Was mir in der Festivalsaison jedes Mal auffällt, ist der geringe Frauenanteil auf den Bühnen. Doch nicht nur dort dominieren Männer, auch hinter der Bühne, hinterm Mischpult und den Kameras stehen nur wenig Frauen. Auch wenn Punk einen progressiv-emanzipatorischen Anspruch vertritt, hapert es häufig an der Umsetzung, weiß auch Suzi Harrison, Regisseurin des Dokumentarfilms „So, Which Band is Your Boyfriend in?“. Per Mail erklärt sie mir unter anderem, wozu wir Feminismus brauchen und wer sich dafür interessieren muss.

Worum geht es in deiner Doku genau und wer kommt zu Wort?


Sie wirft einen Blick auf die positiven Aspekte in der Musikszene sowie auf die herausfordernden Erfahrungen, die Menschen machen. Der Film befasst sich auch mit der Arbeit, die geleistet wird, um die Situation zu verbessern. In „So, Which Band is Your Boyfriend in?“ kommen hauptsächlich Musikerinnen zu Wort, aber auch Fotografinnen, Promoterinnen, Veranstalterinnen und Toningenieurinnen.

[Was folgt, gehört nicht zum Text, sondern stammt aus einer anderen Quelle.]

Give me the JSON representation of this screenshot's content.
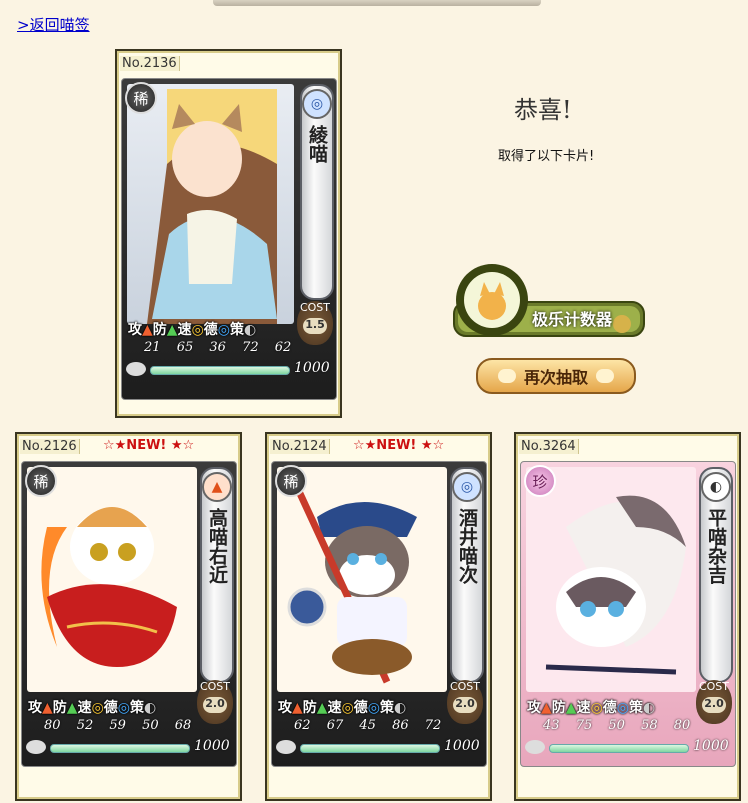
{
  "nav": {
    "back_label": ">返回喵签"
  },
  "result": {
    "congrats": "恭喜!",
    "got_text": "取得了以下卡片!",
    "counter_label": "极乐计数器",
    "redraw_label": "再次抽取"
  },
  "stat_labels": [
    "攻",
    "防",
    "速",
    "德",
    "策"
  ],
  "cost_label": "COST",
  "colors": {
    "background": "#fbf4e3",
    "redraw_button": "#e5a64a",
    "new_tag": "#cc1010"
  },
  "cards": [
    {
      "no": "No.2136",
      "new_tag": "",
      "rarity": "稀",
      "name": "綾喵",
      "stats": [
        "21",
        "65",
        "36",
        "72",
        "62"
      ],
      "cost": "1.5",
      "exp": "1000",
      "attr_icon": "water-icon"
    },
    {
      "no": "No.2126",
      "new_tag": "☆★NEW! ★☆",
      "rarity": "稀",
      "name": "高喵右近",
      "stats": [
        "80",
        "52",
        "59",
        "50",
        "68"
      ],
      "cost": "2.0",
      "exp": "1000",
      "attr_icon": "fire-icon"
    },
    {
      "no": "No.2124",
      "new_tag": "☆★NEW! ★☆",
      "rarity": "稀",
      "name": "酒井喵次",
      "stats": [
        "62",
        "67",
        "45",
        "86",
        "72"
      ],
      "cost": "2.0",
      "exp": "1000",
      "attr_icon": "water-icon"
    },
    {
      "no": "No.3264",
      "new_tag": "",
      "rarity": "珍",
      "name": "平喵杂吉",
      "stats": [
        "43",
        "75",
        "50",
        "58",
        "80"
      ],
      "cost": "2.0",
      "exp": "1000",
      "attr_icon": "moon-icon"
    }
  ]
}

Was ist die wichtigste Botschaft, die du mit dem Film vermitteln wolltest?

Dass es schwierig sein kann, in der Musikszene und der Musikindustrie aktiv zu sein, wenn man kein Mann ist, dass es aber gleichzeitig auch möglich ist, positive Erfahrungen zu machen. Es gibt noch viel zu tun, um mehr Frauen zur Musik zu bringen. Ich liebe Musik und bin gern in der Musikszene und möchte mehr Menschen ermutigen, sich hier einzubringen. Deshalb war es mir sehr wichtig zu zeigen, dass es gute Dinge gibt.

Welchen Problemen begegnet man in der Musikindustrie wenn man kein Mann ist?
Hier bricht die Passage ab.